Elizaveta Klyuchereva (Елизавета Ключерева, born 1999) is a Russian pianist who began studying music at the age of six. In 2006, she became a student at the music school of the Moscow Conservatory. She is a winner of more than 20 competitions.

Biography
Born on 27 May 1999, in Moscow, Russia,  Elizaveta Klyuchereva has studied music since she was six, first with Manana Kandelaky and later with Alexander Strukov and Kira Shashkina at the Central Music School of Moscow's State Conservatory where, as of January 2016, she is in the tenth grade . She has performed in Russia, Germany, China, CZ Republic, England, America, Ukraine, Denmark,  France, and Italy and has been awarded five Grand Prizes. Orchestras she has performed with include the Moscow Chamber Orchestra, and the Kharkiv Symphony Orchestra.

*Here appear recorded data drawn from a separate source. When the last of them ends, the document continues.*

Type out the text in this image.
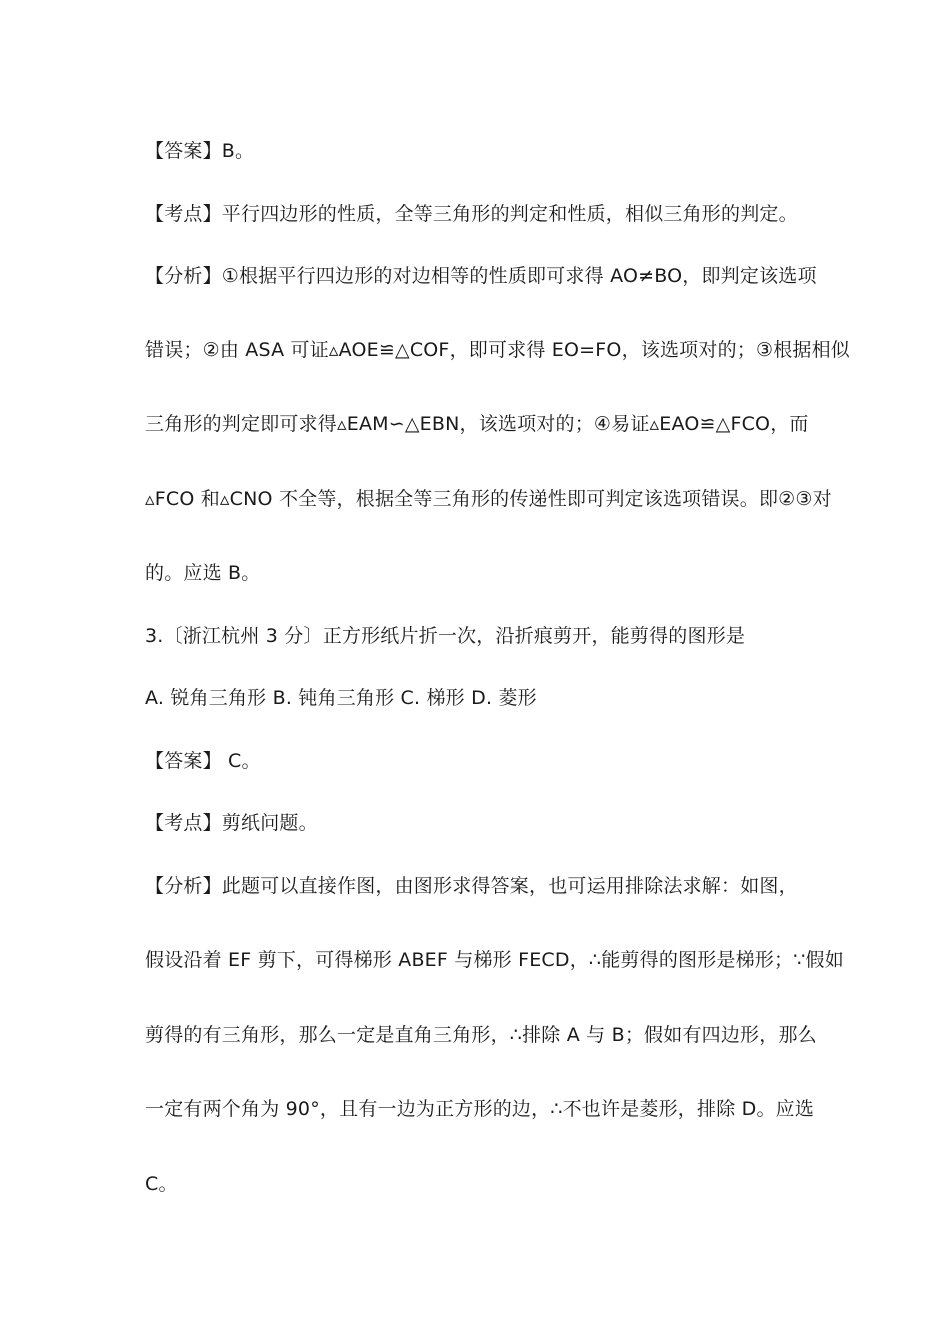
【答案】B。
【考点】平行四边形的性质，全等三角形的判定和性质，相似三角形的判定。
【分析】①根据平行四边形的对边相等的性质即可求得 AO≠BO，即判定该选项
错误；②由 ASA 可证▵AOE≌△COF，即可求得 EO=FO，该选项对的；③根据相似
三角形的判定即可求得▵EAM∽△EBN，该选项对的；④易证▵EAO≌△FCO，而
▵FCO 和▵CNO 不全等，根据全等三角形的传递性即可判定该选项错误。即②③对
的。应选 B。
3.〔浙江杭州 3 分〕正方形纸片折一次，沿折痕剪开，能剪得的图形是
A. 锐角三角形 B. 钝角三角形 C. 梯形 D. 菱形
【答案】 C。
【考点】剪纸问题。
【分析】此题可以直接作图，由图形求得答案，也可运用排除法求解：如图，
假设沿着 EF 剪下，可得梯形 ABEF 与梯形 FECD，∴能剪得的图形是梯形；∵假如
剪得的有三角形，那么一定是直角三角形，∴排除 A 与 B；假如有四边形，那么
一定有两个角为 90°，且有一边为正方形的边，∴不也许是菱形，排除 D。应选
C。
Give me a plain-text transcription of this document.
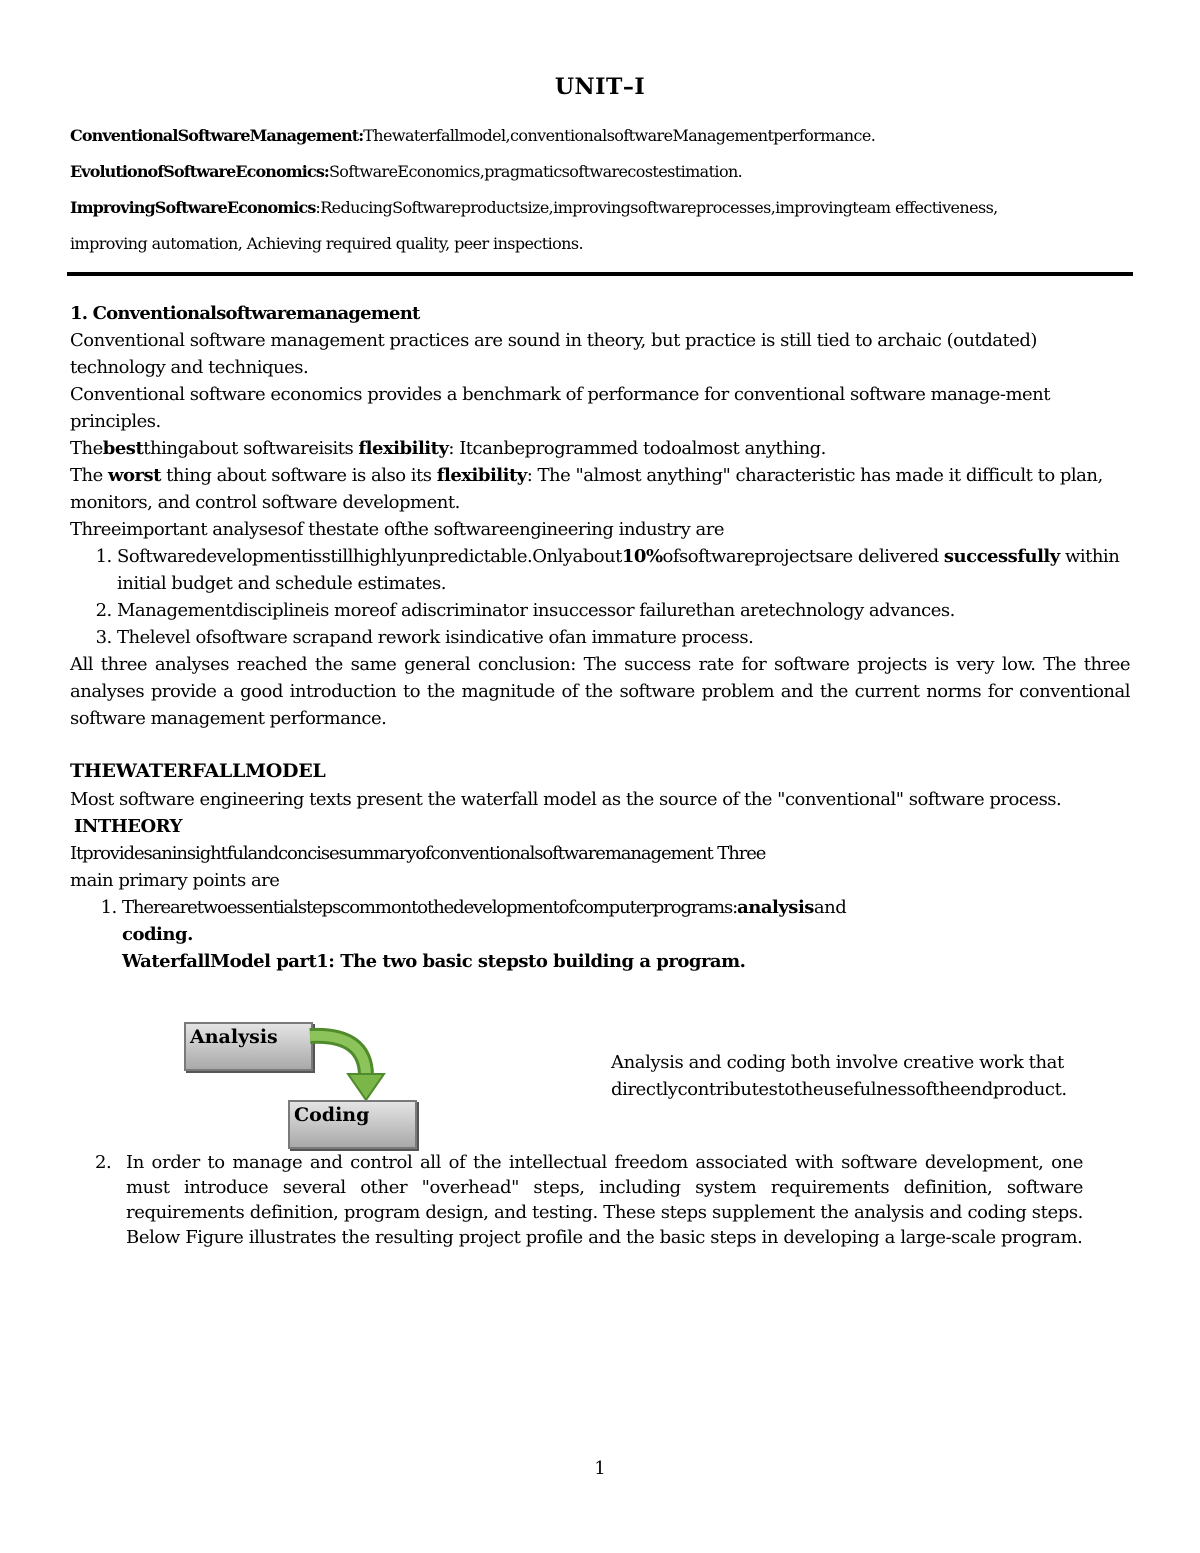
UNIT–I
ConventionalSoftwareManagement:Thewaterfallmodel,conventionalsoftwareManagementperformance.
EvolutionofSoftwareEconomics:SoftwareEconomics,pragmaticsoftwarecostestimation.
ImprovingSoftwareEconomics:ReducingSoftwareproductsize,improvingsoftwareprocesses,improvingteam effectiveness,
improving automation, Achieving required quality, peer inspections.
1. Conventionalsoftwaremanagement

Conventional software management practices are sound in theory, but practice is still tied to archaic (outdated) technology and techniques.

Conventional software economics provides a benchmark of performance for conventional software manage-ment principles.

Thebestthingabout softwareisits flexibility: Itcanbeprogrammed todoalmost anything.

The worst thing about software is also its flexibility: The "almost anything" characteristic has made it difficult to plan, monitors, and control software development.

Threeimportant analysesof thestate ofthe softwareengineering industry are

1. Softwaredevelopmentisstillhighlyunpredictable.Onlyabout10%ofsoftwareprojectsare delivered successfully within initial budget and schedule estimates.
2. Managementdisciplineis moreof adiscriminator insuccessor failurethan aretechnology advances.
3. Thelevel ofsoftware scrapand rework isindicative ofan immature process.

All three analyses reached the same general conclusion: The success rate for software projects is very low. The three analyses provide a good introduction to the magnitude of the software problem and the current norms for conventional software management performance.

THEWATERFALLMODEL

Most software engineering texts present the waterfall model as the source of the "conventional" software process.

INTHEORY
Itprovidesaninsightfulandconcisesummaryofconventionalsoftwaremanagement Three
main primary points are
1. Therearetwoessentialstepscommontothedevelopmentofcomputerprograms:analysisand
coding.
WaterfallModel part1: The two basic stepsto building a program.
Analysis
Coding
Analysis and coding both involve creative work that directlycontributestotheusefulnessoftheendproduct.
2. In order to manage and control all of the intellectual freedom associated with software development, one must introduce several other "overhead" steps, including system requirements definition, software requirements definition, program design, and testing. These steps supplement the analysis and coding steps. Below Figure illustrates the resulting project profile and the basic steps in developing a large-scale program.
1
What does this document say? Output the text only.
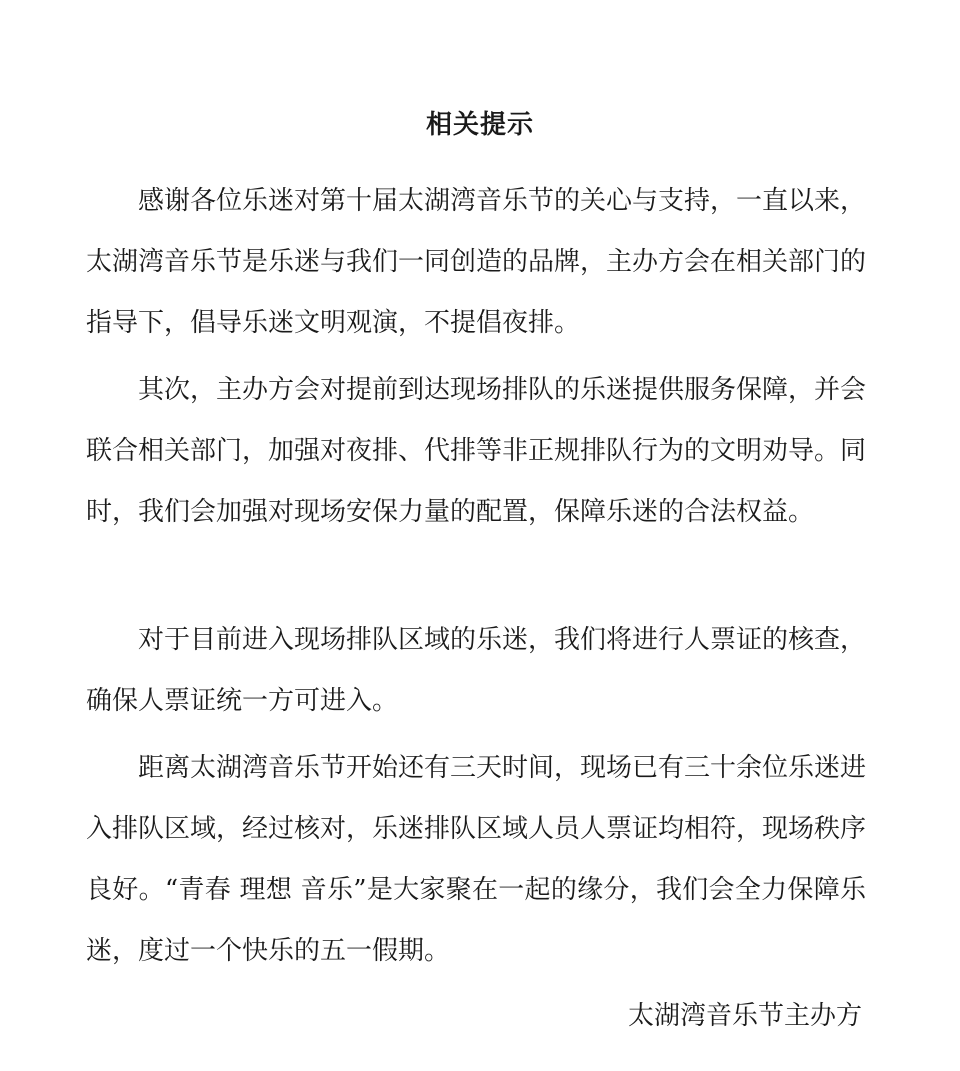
相关提示

感谢各位乐迷对第十届太湖湾音乐节的关心与支持，一直以来，太湖湾音乐节是乐迷与我们一同创造的品牌，主办方会在相关部门的指导下，倡导乐迷文明观演，不提倡夜排。

其次，主办方会对提前到达现场排队的乐迷提供服务保障，并会联合相关部门，加强对夜排、代排等非正规排队行为的文明劝导。同时，我们会加强对现场安保力量的配置，保障乐迷的合法权益。

对于目前进入现场排队区域的乐迷，我们将进行人票证的核查，确保人票证统一方可进入。

距离太湖湾音乐节开始还有三天时间，现场已有三十余位乐迷进入排队区域，经过核对，乐迷排队区域人员人票证均相符，现场秩序良好。“青春 理想 音乐”是大家聚在一起的缘分，我们会全力保障乐迷，度过一个快乐的五一假期。

太湖湾音乐节主办方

She has received support from the Yamaha Music Foundation and the Vladimir Spivakov International Charity Foundation.

Awards
Since 2010, Klyuchereva has received many awards, including:

2010: Scriabin International Piano Competition, Paris, France, 1st prize
2012: XI International Vladimir Krainev Young Pianists Competition, Kharkiv, Ukraine, 3rd prize
2012: VII Villuan International Young Pianists Competition, Nizhniy Novgorod, Russia, 1st Prize and Grand Prix
2012: VI A. Artobolevskaya International Competition for Young Pianists, Moscow, Grand Prix
2012: Music Without Limits, Lithuania, Grand Prix
2013: Aarhus International Piano Competition, Aarhus, Denmark, 3rd prize
2013: VI Young Pianists Competition of the North, Newcastle, England, 1st Prize 
2013: IX International Piano Festival Competition for Children and Youth, Villahermosa, Mexico, 1st Prize
2014: Virtuosi per musica di pianoforte, Ústí nad Labem, Czech Republic, Grand Prix
2015: Aarhus International Piano Competition, Aarhus, Denmark, 3rd prize
2015: IX International Tchaikovsky Competition for Young Musicians, Novosibirsk, Russia, 2nd prize
2016 - Elizaveta has received First Prize at the Concertino Praga Competition.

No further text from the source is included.